I mean that's pretty pathetic. Better than nothing, but "only updated once a week" sounds like "the intern who has to enter the prices works only for 20 hours", not like they created an API and told the grocery chains to upload their prices.
Unknown. I don't use the grocery chains' websites (I'm of the "go to the nearest physical store and figure it out once there" persuasion), so I don't know what the complexity level would be. It's possible that they're all older-school sites where you can lift the data straight from the HTML, which is relatively fast.
Are we looking to expand what’s here on the Grocery Tracker to incorporate what they are doing with the Austrian site?
I’d also like to look at other pinch points of government heel dragging. Housing, energy, medical, transportation, telecom, news etc.
We all see these government contracts go out for seven figures and it’s always shown to be blown out of proportion.
A nice added bonus to the project in Austria was someone giving historical data. It would be great to have a similar leg up for Canada.
Firefox will basically hand you want you need to interact with APIs, here is an example in Powershell of getting a milk price from Superstore for a specific store
The real question is with that apikey. I didn't see it change across browsers or anything. Is it hardcoded? Does it change regularly? Someone could probably find out if they did enough digging
Even without an API it should be possible, in theory, to just parse the data directly from their websites.
This also gives the grocery stores less of a leg to stand on in terms of legal or practical recourse. They chose to create a publicly browsable database of their prices; all you're doing is browsing it.
Huh. Now you've got me wondering... Could you leave a device hidden in store that receives the IR signals that program the tags, capture that information, then parse it out later? You could literally log prices changes at the shelves, in real time.
If you do get started with this, I'd love to follow along and find a place where I can help. If you guys make a community or mastodon account for example, please link it :)

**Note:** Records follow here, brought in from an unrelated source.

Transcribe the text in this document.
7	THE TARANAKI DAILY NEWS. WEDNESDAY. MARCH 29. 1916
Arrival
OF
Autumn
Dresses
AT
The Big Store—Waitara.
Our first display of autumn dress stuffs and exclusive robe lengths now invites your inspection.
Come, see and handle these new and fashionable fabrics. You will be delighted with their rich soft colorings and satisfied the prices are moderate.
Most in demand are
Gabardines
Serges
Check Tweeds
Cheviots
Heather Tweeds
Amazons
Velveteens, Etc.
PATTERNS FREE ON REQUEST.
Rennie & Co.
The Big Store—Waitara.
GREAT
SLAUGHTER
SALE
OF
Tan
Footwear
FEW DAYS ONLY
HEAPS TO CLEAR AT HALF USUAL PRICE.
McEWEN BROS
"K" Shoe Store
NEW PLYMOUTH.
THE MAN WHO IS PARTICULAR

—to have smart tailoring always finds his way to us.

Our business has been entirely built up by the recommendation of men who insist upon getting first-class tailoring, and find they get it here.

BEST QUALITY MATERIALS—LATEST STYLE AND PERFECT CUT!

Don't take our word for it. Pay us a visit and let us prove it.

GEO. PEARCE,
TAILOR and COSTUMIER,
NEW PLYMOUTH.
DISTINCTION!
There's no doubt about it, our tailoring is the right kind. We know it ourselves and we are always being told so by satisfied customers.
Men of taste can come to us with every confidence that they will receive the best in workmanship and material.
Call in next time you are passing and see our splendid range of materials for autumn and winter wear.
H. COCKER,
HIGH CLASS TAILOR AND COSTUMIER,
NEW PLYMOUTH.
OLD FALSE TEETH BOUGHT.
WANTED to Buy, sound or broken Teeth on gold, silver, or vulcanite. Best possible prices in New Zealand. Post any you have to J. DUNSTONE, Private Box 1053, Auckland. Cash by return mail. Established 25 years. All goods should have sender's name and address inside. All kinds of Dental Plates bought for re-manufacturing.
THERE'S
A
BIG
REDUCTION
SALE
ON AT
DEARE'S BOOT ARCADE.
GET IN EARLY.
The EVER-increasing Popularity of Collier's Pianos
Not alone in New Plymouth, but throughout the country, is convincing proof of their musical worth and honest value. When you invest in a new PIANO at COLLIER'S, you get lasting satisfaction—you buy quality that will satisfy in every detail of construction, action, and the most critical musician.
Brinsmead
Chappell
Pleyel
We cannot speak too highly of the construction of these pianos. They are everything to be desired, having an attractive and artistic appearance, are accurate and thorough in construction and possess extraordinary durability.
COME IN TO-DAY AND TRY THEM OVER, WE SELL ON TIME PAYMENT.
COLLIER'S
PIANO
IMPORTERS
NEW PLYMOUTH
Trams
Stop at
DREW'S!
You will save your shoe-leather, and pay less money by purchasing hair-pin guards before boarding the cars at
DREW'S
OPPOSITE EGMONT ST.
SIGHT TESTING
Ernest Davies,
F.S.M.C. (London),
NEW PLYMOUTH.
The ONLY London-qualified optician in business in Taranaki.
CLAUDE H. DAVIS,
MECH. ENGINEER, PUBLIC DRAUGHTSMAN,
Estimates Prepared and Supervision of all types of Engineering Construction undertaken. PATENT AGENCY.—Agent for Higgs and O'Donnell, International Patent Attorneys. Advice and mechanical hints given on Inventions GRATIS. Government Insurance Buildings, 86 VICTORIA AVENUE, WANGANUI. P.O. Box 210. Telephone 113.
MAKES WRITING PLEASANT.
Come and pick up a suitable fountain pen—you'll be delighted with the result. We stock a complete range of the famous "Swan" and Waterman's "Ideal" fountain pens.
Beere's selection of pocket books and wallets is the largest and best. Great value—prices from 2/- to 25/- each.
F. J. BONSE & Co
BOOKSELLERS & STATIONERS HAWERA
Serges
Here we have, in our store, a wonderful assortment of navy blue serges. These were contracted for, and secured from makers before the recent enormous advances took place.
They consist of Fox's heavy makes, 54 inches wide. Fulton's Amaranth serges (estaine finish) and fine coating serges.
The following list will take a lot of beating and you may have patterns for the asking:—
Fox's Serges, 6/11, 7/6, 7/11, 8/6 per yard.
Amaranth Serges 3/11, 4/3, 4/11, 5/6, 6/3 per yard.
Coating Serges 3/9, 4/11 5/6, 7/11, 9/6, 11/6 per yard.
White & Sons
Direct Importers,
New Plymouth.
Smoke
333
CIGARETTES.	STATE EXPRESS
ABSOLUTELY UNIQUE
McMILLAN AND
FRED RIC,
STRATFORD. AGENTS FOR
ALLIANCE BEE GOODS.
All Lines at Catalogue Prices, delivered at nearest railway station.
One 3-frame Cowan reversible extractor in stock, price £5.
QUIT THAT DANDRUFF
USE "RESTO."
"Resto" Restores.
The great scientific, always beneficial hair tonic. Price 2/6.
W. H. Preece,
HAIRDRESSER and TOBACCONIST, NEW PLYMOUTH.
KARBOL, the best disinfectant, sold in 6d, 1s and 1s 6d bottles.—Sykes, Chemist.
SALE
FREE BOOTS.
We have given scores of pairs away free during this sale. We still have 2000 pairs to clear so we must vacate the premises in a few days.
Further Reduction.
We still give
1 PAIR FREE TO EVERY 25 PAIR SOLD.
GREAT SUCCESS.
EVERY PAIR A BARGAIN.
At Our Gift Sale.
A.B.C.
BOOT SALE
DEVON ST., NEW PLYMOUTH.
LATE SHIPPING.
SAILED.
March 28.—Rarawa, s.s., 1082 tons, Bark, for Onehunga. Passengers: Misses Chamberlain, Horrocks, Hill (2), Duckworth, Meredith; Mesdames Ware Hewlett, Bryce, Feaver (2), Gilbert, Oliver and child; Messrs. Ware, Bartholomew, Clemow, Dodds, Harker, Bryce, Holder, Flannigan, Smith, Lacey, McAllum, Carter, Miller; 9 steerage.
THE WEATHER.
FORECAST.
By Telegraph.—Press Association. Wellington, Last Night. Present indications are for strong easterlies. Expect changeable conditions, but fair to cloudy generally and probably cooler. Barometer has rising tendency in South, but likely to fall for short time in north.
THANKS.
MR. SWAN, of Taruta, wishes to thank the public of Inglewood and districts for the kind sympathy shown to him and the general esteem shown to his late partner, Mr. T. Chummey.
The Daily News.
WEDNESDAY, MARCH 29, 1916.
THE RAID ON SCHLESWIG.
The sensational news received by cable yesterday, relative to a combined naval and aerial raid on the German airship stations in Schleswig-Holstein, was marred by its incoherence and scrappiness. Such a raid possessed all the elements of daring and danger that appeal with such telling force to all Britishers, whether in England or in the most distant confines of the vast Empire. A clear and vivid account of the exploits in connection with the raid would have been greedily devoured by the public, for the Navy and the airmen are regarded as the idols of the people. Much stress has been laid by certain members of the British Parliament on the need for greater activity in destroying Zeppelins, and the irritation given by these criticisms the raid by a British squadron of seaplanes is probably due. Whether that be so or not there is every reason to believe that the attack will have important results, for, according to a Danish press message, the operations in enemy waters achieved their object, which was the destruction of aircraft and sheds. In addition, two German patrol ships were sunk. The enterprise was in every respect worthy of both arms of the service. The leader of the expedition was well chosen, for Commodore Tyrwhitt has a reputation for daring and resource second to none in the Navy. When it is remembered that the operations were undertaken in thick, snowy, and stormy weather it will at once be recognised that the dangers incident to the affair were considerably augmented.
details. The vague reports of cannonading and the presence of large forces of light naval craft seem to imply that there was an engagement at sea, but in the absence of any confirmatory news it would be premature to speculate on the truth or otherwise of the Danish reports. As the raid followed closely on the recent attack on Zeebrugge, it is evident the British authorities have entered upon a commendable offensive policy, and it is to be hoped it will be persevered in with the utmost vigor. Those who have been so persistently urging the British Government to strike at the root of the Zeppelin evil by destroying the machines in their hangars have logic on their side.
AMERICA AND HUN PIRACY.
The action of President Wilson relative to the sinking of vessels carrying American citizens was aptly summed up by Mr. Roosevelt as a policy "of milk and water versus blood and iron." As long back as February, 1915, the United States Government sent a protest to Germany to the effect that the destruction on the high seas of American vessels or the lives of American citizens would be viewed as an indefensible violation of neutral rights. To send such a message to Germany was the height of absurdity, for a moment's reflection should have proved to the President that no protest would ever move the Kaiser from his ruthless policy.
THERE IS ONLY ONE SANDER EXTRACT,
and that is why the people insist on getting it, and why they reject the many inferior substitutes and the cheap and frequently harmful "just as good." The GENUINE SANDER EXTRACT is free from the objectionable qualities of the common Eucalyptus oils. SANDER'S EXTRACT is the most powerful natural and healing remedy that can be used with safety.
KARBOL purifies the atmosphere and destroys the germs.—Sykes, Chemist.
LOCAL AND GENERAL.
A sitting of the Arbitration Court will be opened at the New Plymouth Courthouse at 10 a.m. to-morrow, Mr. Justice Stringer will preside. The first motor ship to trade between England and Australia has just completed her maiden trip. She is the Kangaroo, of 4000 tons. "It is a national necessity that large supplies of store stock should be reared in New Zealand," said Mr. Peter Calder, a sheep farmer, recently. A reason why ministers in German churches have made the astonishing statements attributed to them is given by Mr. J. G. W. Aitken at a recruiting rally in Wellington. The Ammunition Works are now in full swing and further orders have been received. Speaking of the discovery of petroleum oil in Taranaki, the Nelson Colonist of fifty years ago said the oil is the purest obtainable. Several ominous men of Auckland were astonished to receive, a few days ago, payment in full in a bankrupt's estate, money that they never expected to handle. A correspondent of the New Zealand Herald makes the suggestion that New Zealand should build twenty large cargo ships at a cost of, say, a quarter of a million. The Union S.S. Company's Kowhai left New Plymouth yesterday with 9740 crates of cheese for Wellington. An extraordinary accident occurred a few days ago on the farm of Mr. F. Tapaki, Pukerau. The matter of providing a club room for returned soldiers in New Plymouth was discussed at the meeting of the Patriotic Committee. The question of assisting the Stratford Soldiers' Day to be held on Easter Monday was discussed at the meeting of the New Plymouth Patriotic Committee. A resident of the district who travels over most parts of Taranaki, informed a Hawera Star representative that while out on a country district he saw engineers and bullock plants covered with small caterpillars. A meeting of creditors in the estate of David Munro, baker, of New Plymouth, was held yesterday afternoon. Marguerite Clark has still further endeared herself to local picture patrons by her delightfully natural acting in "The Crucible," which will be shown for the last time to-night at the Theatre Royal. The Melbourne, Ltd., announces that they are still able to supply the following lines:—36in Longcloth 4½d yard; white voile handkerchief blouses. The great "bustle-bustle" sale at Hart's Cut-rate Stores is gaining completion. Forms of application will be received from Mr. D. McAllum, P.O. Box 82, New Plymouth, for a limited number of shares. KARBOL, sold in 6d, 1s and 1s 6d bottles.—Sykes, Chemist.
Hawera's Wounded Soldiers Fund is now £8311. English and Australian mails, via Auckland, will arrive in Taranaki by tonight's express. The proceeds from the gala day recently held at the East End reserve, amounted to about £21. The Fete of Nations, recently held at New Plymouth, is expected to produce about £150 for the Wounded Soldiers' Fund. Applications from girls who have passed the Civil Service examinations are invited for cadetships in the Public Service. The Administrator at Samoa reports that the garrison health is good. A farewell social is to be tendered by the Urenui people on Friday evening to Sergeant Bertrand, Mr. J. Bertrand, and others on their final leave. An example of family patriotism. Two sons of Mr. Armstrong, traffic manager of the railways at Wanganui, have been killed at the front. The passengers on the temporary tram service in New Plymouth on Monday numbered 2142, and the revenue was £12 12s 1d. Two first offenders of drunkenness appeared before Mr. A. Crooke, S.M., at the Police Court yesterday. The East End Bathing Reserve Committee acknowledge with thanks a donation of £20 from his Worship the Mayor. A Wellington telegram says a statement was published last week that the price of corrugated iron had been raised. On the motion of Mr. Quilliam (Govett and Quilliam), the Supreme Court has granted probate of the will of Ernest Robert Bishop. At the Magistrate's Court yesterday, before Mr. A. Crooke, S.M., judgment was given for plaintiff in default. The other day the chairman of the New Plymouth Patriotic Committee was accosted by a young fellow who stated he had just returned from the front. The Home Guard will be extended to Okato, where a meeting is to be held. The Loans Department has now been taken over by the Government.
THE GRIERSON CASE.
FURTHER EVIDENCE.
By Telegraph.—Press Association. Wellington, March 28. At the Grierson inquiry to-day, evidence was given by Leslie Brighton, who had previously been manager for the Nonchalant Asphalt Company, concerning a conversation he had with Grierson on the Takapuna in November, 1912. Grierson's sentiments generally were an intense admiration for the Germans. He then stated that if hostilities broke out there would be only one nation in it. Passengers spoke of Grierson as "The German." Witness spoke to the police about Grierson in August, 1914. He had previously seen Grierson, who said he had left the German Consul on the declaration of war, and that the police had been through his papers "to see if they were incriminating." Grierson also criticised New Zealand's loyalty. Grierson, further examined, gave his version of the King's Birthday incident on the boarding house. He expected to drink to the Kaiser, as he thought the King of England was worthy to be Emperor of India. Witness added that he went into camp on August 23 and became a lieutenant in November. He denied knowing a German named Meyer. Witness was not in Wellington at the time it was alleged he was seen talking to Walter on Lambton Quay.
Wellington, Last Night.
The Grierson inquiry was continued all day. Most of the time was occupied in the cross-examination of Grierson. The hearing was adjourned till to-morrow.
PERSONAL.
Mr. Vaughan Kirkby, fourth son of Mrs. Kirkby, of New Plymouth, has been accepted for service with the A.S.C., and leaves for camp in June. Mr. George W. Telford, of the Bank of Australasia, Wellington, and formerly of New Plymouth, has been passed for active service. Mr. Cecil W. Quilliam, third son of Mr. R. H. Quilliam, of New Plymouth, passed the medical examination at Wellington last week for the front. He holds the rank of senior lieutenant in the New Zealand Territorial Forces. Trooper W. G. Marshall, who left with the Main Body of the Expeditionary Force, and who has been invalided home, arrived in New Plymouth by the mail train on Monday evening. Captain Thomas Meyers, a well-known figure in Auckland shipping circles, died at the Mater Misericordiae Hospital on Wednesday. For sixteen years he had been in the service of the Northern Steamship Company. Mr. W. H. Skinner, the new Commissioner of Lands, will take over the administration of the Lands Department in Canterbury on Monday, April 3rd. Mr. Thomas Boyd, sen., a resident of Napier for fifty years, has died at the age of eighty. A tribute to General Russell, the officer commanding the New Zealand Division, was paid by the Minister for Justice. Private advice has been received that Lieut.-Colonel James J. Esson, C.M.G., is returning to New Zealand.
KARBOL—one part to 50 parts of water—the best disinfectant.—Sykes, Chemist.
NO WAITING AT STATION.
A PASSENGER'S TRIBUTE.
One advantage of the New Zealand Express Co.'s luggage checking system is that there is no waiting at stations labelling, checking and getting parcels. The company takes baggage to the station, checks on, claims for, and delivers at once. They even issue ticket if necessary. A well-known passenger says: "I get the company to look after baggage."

Would a system identifying products from a recipt work for this? combined with other data sources (like web scraping) it would make it a lot easier to crowdsource the data, even if only sortaa technically inclined people do it
It would help to some extent, but to really get people to buy in you'd need an app to do the heavy lifting (that is, it's easier to get people to snap a photo of their receipt than to type the info in one character at a time). Some people might still be willing to do it without, but how many?
You'd also have to relate the abbreviations that often appear on grocery receipts back to the items they represent, which is more data entry.
Yeah, I was thinking something along the lines of lots n lots of easy shitty data (ex. anyone who can take a picture), some pretty good data (ex. hand labeled receipts), some 100% reliable data (scraped/api) then some sort of system to correlate the 3, especially when prices match identically between receipt and api a fair sized database could create itself.
Also would need some sort of processing center to handle the many image processing requests, but maybe that could be done client side
Pretty easy to get something basic set up if you get enough people to crowd-source data with photos of stuff in grocery stores and their receipts, along with some scraping to get data that's available online. It's a project that's been on my backlog for a while, but I can bump it up if others want to join me in making this.
Can't, this would be illegal within a year. Scraping data is already taboo. How fucking dumb is that.
Its why I hate the ' starving artist worried about AI scrapping' stories. It will be used to usher in stronger laws to prevent us from scraping this data. Its a double edged sword.